Markus Markus - 1 month ago 9
C Question

Why do I get a segmentation fault when writing to a string initialized with "char *s" but not "char s[]"?

The following code receives seg fault on line 2:

char *str = "string";
str[0] = 'z';
printf("%s", str);


While this works perfectly well:

char str[] = "string";
str[0] = 'z';
printf("%s", str);


Tested with MSVC and GCC.

Answer

See the C FAQ, Question 1.32

Q: What is the difference between these initializations?
char a[] = "string literal";
char *p = "string literal";
My program crashes if I try to assign a new value to p[i].

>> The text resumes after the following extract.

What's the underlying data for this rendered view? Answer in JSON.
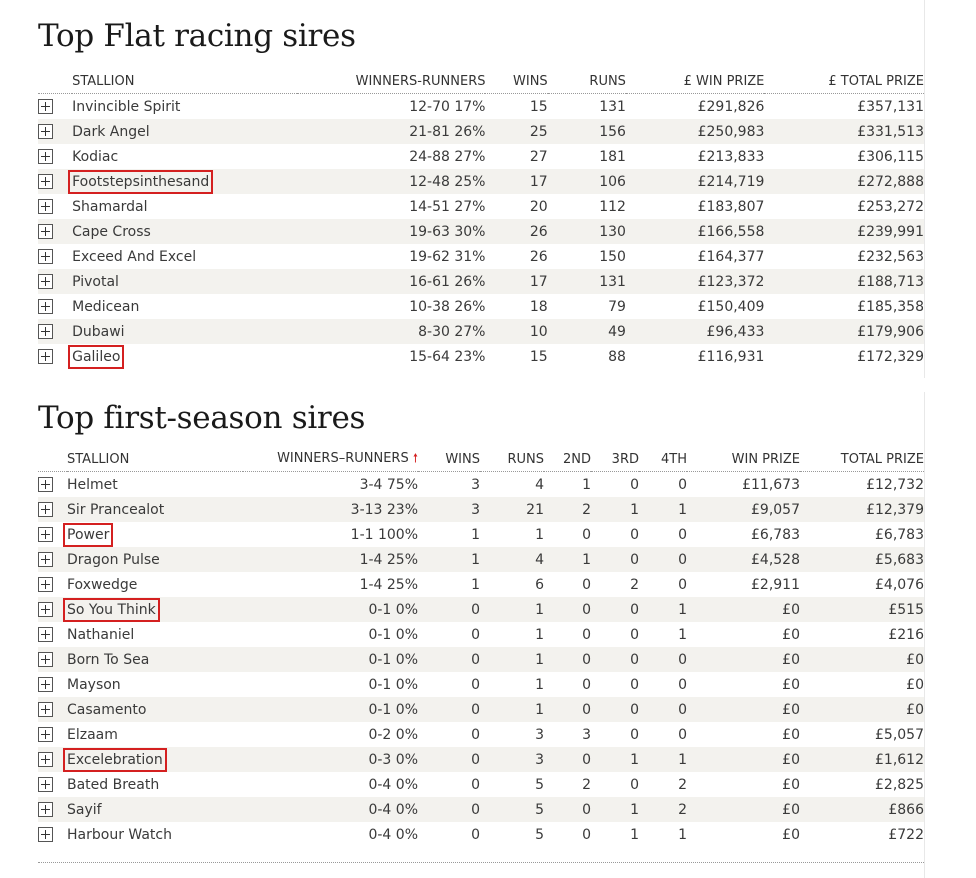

A: A string literal (the formal term for a double-quoted string in C source) can be used in two slightly different ways:

  1. As the initializer for an array of char, as in the declaration of char a[] , it specifies the initial values of the characters in that array (and, if necessary, its size).
  2. Anywhere else, it turns into an unnamed, static array of characters, and this unnamed array may be stored in read-only memory, and which therefore cannot necessarily be modified. In an expression context, the array is converted at once to a pointer, as usual (see section 6), so the second declaration initializes p to point to the unnamed array's first element.

Some compilers have a switch controlling whether string literals are writable or not (for compiling old code), and some may have options to cause string literals to be formally treated as arrays of const char (for better error catching).